El diagnóstico es compartido por muchos: nuestra democracia tiene importantes carencias que deben preocuparnos. La consecuencia es clara: se impone un firme trabajo cívico para activar su regeneración.

Se resaltan en especial dos males, con interconexiones nada irrelevantes: el imperio del mercado globalizado –financiero en especial, ¡en el que se gestó la gran crisis!- al cual se nos reclama que nos sometamos como si estuviera regido por leyes naturales y no fuera creación humana transformable, que nos roba espacios fundamentales para la práctica de la democracia en los que decide por nosotros; y la corrupción en un amplio sector de responsables públicos en connivencia con agentes clave de la sociedad civil (empresariado, sindicalismo…), con alcances que van más allá de los delitos personales, pues están dañando las estructuras democráticas mismas y fragilizando la confianza de los ciudadanos en ellas. Esos dos males victimadores provocan un tercer mal, sufrido: el de la pobreza y el aumento fortísimo de la desigualdad, el de las víctimas que quedan desamparadas en esta democracia así fragilizada, viendo dificultadas sus posibilidades de participación.

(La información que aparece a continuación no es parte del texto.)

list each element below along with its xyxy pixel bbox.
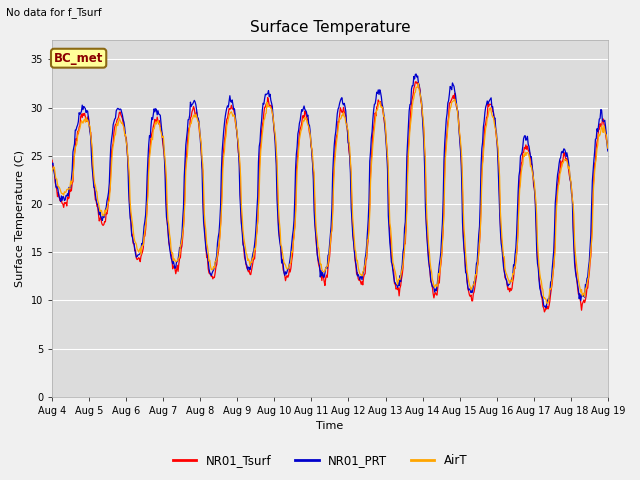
Title: Surface Temperature: Surface Temperature — [250, 20, 410, 35]
Text: No data for f_Tsurf: No data for f_Tsurf — [6, 7, 102, 18]
Legend: NR01_Tsurf, NR01_PRT, AirT: NR01_Tsurf, NR01_PRT, AirT — [168, 449, 472, 472]
Y-axis label: Surface Temperature (C): Surface Temperature (C) — [15, 150, 25, 287]
Text: BC_met: BC_met — [54, 52, 103, 65]
X-axis label: Time: Time — [316, 421, 344, 432]
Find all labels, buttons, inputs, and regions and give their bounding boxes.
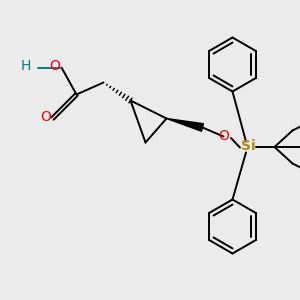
Text: O: O	[50, 59, 60, 73]
Text: Si: Si	[242, 140, 256, 153]
Text: O: O	[40, 110, 51, 124]
Text: O: O	[218, 129, 229, 143]
Polygon shape	[167, 118, 203, 131]
Text: H: H	[21, 59, 31, 73]
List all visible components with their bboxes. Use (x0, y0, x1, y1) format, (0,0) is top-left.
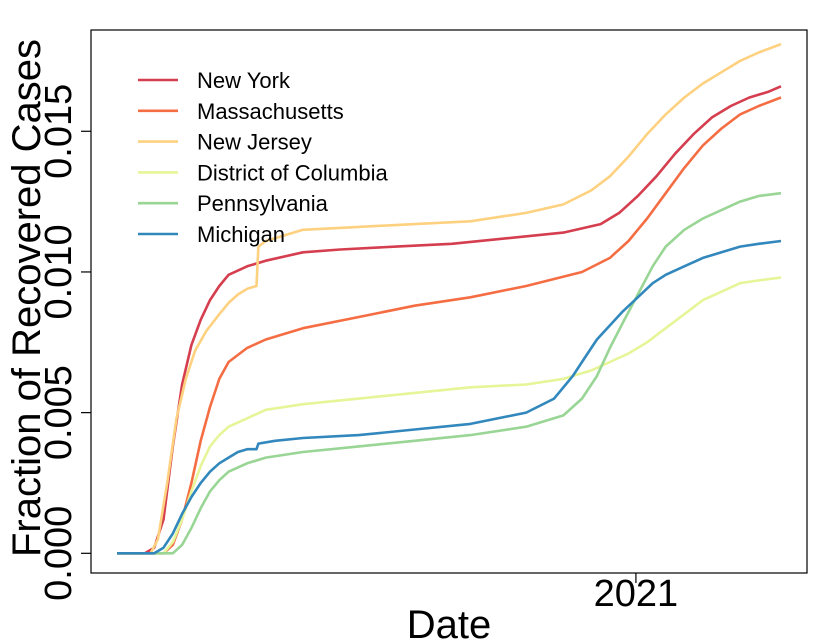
series-line-pennsylvania (117, 191, 782, 555)
legend: New York Massachusetts New Jersey District … (138, 68, 388, 247)
y-tick-label: 0.015 (38, 84, 80, 179)
legend-label-new-jersey: New Jersey (197, 130, 312, 155)
x-axis-title: Date (407, 603, 492, 642)
series-line-new-jersey (117, 42, 782, 555)
y-tick-label: 0.005 (38, 365, 80, 460)
series-line-district-of-columbia (117, 276, 782, 555)
y-axis: 0.000 0.005 0.010 0.015 (38, 84, 91, 601)
legend-label-massachusetts: Massachusetts (197, 99, 344, 124)
y-tick-label: 0.000 (38, 506, 80, 601)
series-line-michigan (117, 239, 782, 555)
x-axis: 2021 (594, 573, 679, 615)
legend-label-district-of-columbia: District of Columbia (197, 160, 388, 185)
legend-label-michigan: Michigan (197, 222, 285, 247)
y-tick-label: 0.010 (38, 224, 80, 319)
series-line-massachusetts (117, 96, 782, 555)
series-line-new-york (117, 85, 782, 555)
legend-label-pennsylvania: Pennsylvania (197, 191, 329, 216)
x-tick-label: 2021 (594, 573, 679, 615)
series-layer (117, 42, 782, 555)
legend-label-new-york: New York (197, 68, 291, 93)
y-axis-title: Fraction of Recovered Cases (5, 39, 49, 557)
plot-frame (90, 29, 808, 574)
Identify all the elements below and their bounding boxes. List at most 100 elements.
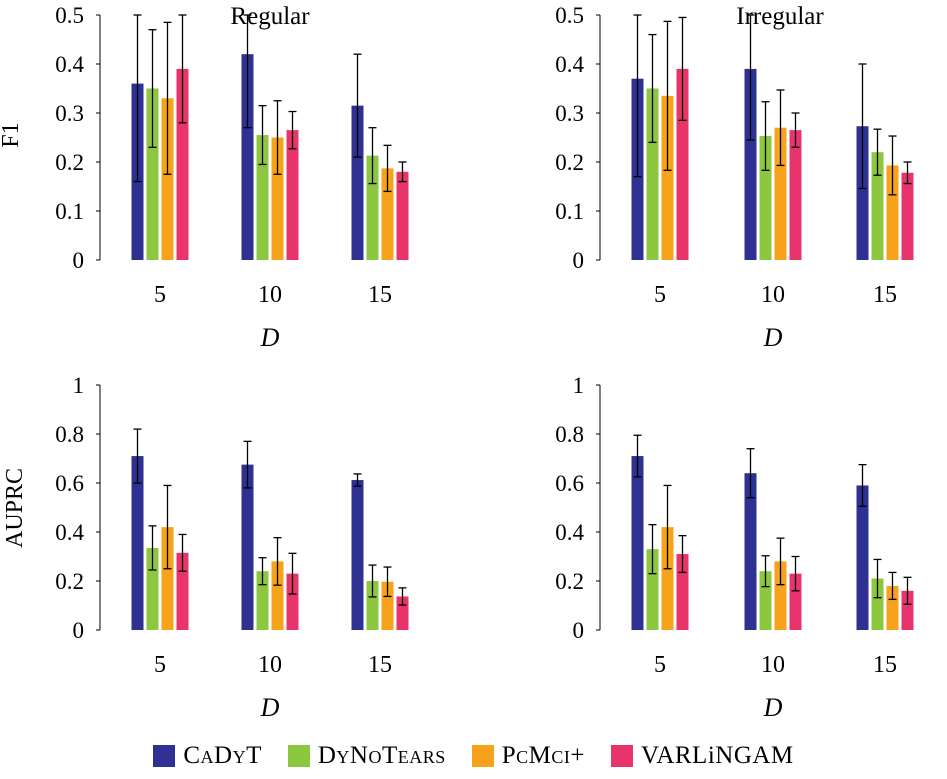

Estas afirmaciones, dichas sin más, pueden parecer demagógicas –caerían en una de las perversiones de lo democrático-, pero tenemos ya al alcance de todos estudios empíricos y análisis rigurosos que las avalan. Aquí me remito a ellos. Porque quiero centrarme en lo que tenemos que hacer para regenerar la democracia. Evidentemente, esta es una tarea para la que se precisan iniciativas múltiples que se potencien y ajusten entre ellas. Aquí voy a abordar solo una: la de la activación de los sentimientos cívicos. Remite a vivencias subjetivas, con su fragilidad. Y es por supuesto insuficiente, no debiendo olvidarse, por ejemplo, las imprescindibles iniciativas de transformaciones estructurales. Pero la considero central por su potente transversalidad: en toda crítica de degenera-ción, en todo diseño y realización de cualquier iniciativa de regeneración, hay potentes sentimientos, con su fuerza motivadora y sus riesgos.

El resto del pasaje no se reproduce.